Her nose scrunched. “Is he?”
“I think so.”
“Matty said his mom’s been gone for a year.”
“A year?”
She nodded. “I follow her and she was in Italy this summer with Talia and Renee. And then she was in London, Australia, and Scotland with Rumi and Sapphire. And now I think she’s in Bali with Jasmine and Wren.”
It made sense that Chloe followed Felicity on social media. She was that age, and Felicity was a huge beauty influencer.
“I think you guys made a really cute couple.”
“Thanks, but?—”
“I better get back.” Chloe turned and headed back to her class.
When I realized I still had the photo strip in my hand, I called out after her, but the door shut.
I stared down at the photos of Callum and me. One was the two of us making funny faces, one was him kissing my cheek, one was him whispering something in my ear while I was giggling, and yet another showed us kissing.
Chloe was right about one thing; we did make a cute couple.

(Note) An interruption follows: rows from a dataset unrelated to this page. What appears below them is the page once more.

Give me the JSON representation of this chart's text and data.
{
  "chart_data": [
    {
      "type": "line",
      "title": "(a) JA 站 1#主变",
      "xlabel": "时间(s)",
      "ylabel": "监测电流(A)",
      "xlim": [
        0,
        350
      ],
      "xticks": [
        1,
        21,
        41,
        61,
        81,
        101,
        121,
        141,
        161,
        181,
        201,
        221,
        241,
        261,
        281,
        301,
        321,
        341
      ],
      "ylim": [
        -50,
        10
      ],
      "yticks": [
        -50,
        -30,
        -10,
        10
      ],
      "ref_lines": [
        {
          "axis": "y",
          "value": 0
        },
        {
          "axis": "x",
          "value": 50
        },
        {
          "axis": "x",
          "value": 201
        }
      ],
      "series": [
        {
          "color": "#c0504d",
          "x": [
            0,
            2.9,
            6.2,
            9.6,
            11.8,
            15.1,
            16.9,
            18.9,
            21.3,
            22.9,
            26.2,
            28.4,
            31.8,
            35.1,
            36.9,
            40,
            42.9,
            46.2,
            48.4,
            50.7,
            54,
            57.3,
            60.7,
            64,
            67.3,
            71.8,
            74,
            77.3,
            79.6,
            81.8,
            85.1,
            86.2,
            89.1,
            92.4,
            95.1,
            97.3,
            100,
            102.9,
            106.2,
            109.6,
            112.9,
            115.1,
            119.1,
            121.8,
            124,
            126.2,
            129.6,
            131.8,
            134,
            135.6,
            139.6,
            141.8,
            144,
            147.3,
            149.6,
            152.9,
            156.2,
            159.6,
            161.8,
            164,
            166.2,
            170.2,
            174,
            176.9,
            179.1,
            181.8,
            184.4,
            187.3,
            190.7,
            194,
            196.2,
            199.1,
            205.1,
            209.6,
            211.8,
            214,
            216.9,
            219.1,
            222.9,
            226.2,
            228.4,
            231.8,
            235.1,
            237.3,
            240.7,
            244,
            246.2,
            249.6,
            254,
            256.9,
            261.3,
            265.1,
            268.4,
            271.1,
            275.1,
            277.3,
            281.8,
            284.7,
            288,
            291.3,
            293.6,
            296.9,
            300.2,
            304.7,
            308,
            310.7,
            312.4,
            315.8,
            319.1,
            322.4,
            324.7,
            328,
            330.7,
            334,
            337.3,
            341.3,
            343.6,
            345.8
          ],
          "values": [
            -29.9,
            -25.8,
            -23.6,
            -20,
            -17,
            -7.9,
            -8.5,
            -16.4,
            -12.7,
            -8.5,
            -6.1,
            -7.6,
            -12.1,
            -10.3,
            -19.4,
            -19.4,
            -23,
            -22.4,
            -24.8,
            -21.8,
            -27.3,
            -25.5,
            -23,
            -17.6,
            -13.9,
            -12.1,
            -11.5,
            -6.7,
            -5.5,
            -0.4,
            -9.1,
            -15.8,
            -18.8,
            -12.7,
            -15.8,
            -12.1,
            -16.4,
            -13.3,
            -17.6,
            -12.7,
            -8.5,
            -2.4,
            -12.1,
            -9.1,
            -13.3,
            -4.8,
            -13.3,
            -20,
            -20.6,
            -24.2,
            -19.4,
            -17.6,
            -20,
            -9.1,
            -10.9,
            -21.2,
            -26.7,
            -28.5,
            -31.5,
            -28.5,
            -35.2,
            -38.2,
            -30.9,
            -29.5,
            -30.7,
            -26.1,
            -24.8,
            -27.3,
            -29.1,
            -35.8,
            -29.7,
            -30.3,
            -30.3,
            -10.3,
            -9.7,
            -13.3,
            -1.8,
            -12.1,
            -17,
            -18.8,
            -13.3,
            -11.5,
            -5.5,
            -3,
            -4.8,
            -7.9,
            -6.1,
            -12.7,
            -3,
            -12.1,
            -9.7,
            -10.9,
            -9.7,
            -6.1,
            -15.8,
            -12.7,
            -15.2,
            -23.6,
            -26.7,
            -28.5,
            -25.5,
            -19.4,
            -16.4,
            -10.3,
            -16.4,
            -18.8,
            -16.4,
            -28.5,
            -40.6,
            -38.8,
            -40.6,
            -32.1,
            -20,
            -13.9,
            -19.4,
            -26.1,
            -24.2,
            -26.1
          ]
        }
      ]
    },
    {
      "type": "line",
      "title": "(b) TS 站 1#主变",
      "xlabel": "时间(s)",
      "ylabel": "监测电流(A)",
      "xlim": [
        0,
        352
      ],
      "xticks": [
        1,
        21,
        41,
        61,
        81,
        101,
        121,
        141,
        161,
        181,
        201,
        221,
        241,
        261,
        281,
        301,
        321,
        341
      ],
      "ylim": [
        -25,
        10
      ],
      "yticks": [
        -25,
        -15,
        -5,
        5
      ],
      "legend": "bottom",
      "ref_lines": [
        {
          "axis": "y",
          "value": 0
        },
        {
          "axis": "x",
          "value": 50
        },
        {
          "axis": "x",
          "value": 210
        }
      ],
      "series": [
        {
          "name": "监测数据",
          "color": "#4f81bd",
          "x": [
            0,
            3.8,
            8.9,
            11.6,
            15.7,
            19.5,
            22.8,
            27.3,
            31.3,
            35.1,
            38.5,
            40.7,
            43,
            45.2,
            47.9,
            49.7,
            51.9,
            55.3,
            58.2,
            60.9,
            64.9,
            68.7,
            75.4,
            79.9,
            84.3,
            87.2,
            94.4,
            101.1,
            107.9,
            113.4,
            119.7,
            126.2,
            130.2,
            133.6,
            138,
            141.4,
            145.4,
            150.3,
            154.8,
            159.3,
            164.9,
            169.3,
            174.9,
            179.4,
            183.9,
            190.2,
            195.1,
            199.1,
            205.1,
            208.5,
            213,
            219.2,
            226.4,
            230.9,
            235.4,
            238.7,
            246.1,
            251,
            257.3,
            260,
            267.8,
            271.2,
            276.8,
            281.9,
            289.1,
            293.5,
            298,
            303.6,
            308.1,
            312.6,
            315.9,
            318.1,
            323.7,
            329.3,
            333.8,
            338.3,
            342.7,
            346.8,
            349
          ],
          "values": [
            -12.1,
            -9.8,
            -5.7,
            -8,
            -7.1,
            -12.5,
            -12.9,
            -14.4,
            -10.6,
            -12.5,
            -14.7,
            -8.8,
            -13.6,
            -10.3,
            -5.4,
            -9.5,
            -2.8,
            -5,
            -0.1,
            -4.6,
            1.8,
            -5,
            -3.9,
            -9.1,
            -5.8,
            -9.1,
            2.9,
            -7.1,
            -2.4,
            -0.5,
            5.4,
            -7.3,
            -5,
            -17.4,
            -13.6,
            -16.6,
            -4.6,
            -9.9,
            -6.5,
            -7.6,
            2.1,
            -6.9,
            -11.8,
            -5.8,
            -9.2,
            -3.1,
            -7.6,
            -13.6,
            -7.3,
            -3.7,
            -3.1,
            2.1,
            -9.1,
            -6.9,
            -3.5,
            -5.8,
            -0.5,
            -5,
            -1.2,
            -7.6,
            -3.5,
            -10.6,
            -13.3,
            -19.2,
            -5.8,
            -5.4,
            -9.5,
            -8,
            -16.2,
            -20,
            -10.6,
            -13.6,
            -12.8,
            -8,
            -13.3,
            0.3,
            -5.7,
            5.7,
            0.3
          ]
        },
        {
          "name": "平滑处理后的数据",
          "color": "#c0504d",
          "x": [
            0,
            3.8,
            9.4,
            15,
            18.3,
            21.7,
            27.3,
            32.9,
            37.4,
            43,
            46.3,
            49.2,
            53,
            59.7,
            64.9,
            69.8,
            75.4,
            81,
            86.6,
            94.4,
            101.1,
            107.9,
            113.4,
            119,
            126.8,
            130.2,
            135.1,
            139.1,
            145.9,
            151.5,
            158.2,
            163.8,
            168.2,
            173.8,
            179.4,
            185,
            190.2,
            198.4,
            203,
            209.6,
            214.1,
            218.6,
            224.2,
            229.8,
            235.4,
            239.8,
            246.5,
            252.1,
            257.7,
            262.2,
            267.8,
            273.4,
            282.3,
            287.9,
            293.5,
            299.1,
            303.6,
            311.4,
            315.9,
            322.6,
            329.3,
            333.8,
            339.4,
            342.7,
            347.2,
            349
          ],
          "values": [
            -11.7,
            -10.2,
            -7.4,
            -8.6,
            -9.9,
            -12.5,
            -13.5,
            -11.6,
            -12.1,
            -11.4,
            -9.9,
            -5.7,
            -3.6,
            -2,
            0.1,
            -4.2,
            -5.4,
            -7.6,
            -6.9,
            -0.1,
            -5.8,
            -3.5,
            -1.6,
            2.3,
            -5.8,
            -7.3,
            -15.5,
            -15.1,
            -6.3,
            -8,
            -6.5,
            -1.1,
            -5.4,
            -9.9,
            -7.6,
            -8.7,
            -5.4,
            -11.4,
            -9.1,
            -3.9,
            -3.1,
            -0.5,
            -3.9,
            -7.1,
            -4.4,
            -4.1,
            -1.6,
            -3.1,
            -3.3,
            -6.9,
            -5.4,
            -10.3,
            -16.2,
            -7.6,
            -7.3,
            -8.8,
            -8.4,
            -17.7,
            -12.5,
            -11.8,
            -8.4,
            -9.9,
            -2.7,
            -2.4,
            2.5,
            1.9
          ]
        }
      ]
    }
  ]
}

I wondered if she was right about the other thing. Were Felicity and Callum broken up? Even if they were, would that matter? So much time had passed since we were the kids in the photos, but even now, after all these years, whenever I looked in Callum’s eyes, this is where I went. I went back to being a girl on the pier in a photo booth with my first love.
It couldn’t be that simple. Nothing was ever that simple.